Around 3.2 million people help to keep businesses running in the public, private and not-for-profit sectors. This includes registered directors, company and chartered secretaries, general administrators and specialist administrators who, in addition to general administration skills, also need sector-specific knowledge to fulfil job roles such as legal or medical secretaries.
Businesses face a number of challenges to replace those who leave or retire and to up skill the existing workforce. Amongst these challenges are:
- Technological Change: the continuing growth of sophisticated IT solutions which are now considered to be essential to effective administration;
- Globalisation: the growth of world-wide communications, trade and competition, which places a higher premium on language and cross-cultural skills;
- Increasing Demand: although the overall size of the business and administration workforce is shrinking, probably due to the impact of technology, there is a high replacement demand.
- Skills Shortages: many current business and administration vacancies are hard to fill, often because of skills shortages;
- Routine Work: workers with a primary administrative function are taking on other business functions, including research, management and policy. This creates particular skills challenges, but will also result in a more capable, knowledgeable administrative workforce.
Administrators need a broad range of skills to work efficiently and to help increase business productivity. Skills shortages identified by organisations include a lack of office and administration skills, customer-handling skills, technical and practical skills, oral communication skills and IT skills, all of which are covered within the Business Administration Apprenticeship framework.

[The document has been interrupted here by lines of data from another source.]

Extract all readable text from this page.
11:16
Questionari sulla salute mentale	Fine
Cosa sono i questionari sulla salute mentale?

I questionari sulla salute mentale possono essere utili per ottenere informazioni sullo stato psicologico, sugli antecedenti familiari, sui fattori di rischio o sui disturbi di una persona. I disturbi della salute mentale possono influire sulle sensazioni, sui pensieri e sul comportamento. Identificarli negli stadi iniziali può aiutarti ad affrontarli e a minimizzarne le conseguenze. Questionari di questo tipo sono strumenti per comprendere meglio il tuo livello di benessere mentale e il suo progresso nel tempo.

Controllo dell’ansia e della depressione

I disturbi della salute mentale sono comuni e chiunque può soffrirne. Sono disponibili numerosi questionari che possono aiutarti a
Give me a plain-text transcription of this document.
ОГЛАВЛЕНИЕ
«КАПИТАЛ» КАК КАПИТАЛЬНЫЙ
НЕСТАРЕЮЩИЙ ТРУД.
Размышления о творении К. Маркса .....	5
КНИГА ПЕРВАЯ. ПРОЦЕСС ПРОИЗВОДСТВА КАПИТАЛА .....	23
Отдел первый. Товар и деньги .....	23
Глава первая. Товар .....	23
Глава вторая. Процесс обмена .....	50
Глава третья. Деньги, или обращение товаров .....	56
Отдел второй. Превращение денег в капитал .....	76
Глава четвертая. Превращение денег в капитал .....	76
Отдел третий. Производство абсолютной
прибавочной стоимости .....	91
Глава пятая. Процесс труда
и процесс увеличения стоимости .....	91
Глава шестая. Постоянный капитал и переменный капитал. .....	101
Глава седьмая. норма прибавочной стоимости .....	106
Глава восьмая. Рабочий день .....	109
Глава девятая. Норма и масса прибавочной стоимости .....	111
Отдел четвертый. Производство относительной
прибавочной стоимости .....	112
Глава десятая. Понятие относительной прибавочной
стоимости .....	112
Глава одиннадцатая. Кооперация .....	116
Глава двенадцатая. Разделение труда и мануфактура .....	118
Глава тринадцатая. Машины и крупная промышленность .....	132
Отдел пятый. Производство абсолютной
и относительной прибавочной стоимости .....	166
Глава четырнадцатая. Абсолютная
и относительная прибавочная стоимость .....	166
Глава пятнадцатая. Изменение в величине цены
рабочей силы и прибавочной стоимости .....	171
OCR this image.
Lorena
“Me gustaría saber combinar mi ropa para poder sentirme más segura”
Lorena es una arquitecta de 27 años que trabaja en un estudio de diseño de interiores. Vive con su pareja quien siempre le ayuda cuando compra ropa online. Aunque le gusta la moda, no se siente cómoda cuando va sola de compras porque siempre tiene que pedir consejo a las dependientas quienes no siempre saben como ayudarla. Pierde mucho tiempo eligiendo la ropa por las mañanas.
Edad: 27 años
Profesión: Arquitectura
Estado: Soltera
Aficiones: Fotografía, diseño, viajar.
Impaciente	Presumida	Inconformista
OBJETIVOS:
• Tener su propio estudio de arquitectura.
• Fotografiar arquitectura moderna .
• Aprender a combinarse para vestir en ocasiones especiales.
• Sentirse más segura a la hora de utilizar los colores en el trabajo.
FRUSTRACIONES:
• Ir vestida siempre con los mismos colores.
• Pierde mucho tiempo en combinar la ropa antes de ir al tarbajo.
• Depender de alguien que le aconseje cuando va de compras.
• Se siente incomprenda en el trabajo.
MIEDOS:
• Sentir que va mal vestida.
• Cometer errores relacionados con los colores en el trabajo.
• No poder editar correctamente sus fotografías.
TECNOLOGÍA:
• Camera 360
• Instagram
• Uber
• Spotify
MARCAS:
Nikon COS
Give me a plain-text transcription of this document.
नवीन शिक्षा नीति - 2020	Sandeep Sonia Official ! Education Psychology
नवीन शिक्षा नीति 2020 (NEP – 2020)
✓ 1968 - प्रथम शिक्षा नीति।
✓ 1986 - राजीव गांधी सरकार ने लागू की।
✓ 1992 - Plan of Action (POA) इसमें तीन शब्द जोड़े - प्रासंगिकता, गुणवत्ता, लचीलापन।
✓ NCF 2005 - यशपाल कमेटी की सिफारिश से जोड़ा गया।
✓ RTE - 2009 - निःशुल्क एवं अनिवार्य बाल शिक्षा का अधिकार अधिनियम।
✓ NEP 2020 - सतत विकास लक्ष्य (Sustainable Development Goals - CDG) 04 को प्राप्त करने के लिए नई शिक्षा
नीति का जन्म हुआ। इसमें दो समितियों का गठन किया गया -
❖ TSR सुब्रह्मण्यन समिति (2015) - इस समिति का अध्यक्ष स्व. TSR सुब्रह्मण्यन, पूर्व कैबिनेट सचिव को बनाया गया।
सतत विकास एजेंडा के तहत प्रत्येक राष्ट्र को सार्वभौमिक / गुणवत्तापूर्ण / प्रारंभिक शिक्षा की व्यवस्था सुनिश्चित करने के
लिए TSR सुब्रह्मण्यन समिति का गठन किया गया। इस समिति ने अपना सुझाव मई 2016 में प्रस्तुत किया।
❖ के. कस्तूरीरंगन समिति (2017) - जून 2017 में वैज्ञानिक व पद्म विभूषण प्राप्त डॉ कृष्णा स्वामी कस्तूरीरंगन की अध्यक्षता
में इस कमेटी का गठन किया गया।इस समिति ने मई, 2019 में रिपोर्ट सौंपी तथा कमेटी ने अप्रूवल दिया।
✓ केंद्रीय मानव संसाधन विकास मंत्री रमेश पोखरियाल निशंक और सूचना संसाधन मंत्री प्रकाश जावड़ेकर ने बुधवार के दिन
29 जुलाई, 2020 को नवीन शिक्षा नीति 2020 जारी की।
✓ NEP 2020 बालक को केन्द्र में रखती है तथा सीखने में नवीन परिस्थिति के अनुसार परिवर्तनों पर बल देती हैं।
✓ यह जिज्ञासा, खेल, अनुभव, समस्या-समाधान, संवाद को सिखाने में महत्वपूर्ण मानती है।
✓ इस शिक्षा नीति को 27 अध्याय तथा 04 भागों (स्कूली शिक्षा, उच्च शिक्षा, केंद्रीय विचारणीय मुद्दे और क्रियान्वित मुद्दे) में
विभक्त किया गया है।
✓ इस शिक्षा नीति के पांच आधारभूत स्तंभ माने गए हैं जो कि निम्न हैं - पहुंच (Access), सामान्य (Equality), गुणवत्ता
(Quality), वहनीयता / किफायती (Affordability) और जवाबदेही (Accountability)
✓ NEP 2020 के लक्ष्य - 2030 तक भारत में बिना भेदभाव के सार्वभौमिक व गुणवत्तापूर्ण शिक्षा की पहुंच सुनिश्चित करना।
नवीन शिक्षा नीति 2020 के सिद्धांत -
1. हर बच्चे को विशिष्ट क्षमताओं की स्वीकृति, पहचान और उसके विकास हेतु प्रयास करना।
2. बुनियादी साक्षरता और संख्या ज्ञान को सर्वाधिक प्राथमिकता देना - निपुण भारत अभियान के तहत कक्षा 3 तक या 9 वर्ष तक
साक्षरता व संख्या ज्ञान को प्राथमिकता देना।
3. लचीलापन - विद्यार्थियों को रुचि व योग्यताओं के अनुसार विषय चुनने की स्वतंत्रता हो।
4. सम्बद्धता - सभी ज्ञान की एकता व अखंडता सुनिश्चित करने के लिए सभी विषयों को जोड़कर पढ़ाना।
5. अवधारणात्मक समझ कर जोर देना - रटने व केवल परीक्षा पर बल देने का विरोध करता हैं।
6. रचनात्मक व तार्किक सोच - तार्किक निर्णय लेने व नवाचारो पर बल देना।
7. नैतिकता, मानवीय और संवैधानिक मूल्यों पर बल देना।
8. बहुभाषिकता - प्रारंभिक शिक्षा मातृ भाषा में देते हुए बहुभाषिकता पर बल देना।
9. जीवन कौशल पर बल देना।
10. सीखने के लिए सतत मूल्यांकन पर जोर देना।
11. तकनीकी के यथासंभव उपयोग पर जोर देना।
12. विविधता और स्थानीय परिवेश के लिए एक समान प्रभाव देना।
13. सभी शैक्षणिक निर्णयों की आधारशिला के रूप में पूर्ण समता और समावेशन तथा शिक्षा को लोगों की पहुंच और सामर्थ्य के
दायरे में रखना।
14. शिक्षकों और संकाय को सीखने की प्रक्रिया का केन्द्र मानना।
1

Intermediate apprentices may work in roles such as administrators, office juniors, receptionists/medical receptionists, junior legal secretaries or junior medical secretaries.
Advanced apprentices may work in roles such as administration executives/officers, administration team leaders, personal assistants and secretaries, including legal or medical secretaries.
This apprenticeship builds on the success of its predecessor by using employer led, flexible qualifications which meet the changing skills needs of employers. It builds in softer-skills such as communication, team working, interpersonal skills and the ability to reflect on personal learning.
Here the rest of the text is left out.